NRC and Southern California Edison engineers admit it’s impossible to inspect nuclear fuel waste canisters for cracks per ASME Nuclear Pressure Vessel standards
You cannot put lipstick on a pig, yet both the NRC and Southern California Edison refuse to admit Holtec and other thin-wall canister systems are lemons and must be recalled and replaced.
The NRC is not protecting our safety. Instead, they give numerous exemptions to American Society of Mechanical Engineers Standards, including ASME N3 Nuclear Pressure Vessel storage and transport certification requirements.
Only thick-wall cask systems can meet ASME N3 Nuclear Pressure Vessel storage and transport certification requirements.
Switzerland is an example of a country that requires dry storage systems that meet or exceeds ASME N3 standards.
Switzerland and other countries store thick-wall casks in hardened passively cooled building for additional environmental and security protection.

The Swiss also have a dry transfer system (hot cell) facility, so they can transfer fuel from one cask to another, inspect inside casks and maintain casks and contents.

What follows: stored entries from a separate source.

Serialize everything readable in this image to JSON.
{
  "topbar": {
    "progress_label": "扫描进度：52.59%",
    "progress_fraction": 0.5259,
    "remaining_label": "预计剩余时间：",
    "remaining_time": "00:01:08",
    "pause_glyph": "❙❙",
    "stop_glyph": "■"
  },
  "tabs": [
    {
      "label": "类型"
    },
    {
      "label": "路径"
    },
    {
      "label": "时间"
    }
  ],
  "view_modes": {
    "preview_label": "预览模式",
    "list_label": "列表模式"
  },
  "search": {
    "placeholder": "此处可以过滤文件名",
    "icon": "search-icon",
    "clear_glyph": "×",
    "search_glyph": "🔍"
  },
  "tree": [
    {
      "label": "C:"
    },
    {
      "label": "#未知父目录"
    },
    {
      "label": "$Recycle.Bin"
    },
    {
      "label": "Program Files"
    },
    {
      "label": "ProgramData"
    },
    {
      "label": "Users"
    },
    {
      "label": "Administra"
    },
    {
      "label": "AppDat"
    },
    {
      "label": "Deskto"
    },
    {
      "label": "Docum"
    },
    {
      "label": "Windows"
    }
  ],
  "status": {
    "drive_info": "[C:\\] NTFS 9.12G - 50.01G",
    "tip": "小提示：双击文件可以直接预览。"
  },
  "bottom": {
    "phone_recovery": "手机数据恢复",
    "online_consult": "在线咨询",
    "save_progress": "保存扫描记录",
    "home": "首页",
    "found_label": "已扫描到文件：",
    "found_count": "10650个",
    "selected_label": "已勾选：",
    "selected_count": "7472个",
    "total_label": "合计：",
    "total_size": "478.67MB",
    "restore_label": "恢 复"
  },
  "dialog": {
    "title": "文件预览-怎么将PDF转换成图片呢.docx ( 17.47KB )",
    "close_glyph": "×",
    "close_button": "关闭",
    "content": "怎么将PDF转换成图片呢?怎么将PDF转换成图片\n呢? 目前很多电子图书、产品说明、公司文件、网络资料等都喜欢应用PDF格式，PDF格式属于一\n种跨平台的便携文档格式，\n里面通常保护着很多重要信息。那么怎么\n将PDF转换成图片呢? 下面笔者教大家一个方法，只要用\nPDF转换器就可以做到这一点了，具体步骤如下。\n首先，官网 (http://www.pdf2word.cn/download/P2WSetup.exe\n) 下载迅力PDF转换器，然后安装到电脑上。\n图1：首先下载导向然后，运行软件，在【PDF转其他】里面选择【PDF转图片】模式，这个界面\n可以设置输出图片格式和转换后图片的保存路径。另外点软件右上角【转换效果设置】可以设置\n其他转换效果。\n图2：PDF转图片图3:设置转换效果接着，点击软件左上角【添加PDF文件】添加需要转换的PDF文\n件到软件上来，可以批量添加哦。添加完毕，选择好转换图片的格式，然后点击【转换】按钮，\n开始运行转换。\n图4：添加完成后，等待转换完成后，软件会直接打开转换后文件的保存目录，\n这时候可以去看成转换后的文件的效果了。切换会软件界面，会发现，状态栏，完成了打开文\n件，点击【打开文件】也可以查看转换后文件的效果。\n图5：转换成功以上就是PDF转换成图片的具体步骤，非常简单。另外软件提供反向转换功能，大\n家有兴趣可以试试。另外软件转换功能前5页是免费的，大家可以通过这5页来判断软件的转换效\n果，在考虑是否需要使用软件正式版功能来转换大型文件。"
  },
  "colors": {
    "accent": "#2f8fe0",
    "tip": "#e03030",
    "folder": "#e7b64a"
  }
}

The U.S. has no large hot cells designed to do this. There is no U.S. plan in place to prevent or stop major radioactive releases from the canisters.
Handouts and U.S. Dry Storage Inventory

Legislation
Congress should not allow the NRC to give exemptions to ASME and other safety regulations and laws. Instead, proposed federal legislation promising to move the nuclear waste somewhere else, creates more problems than it solves.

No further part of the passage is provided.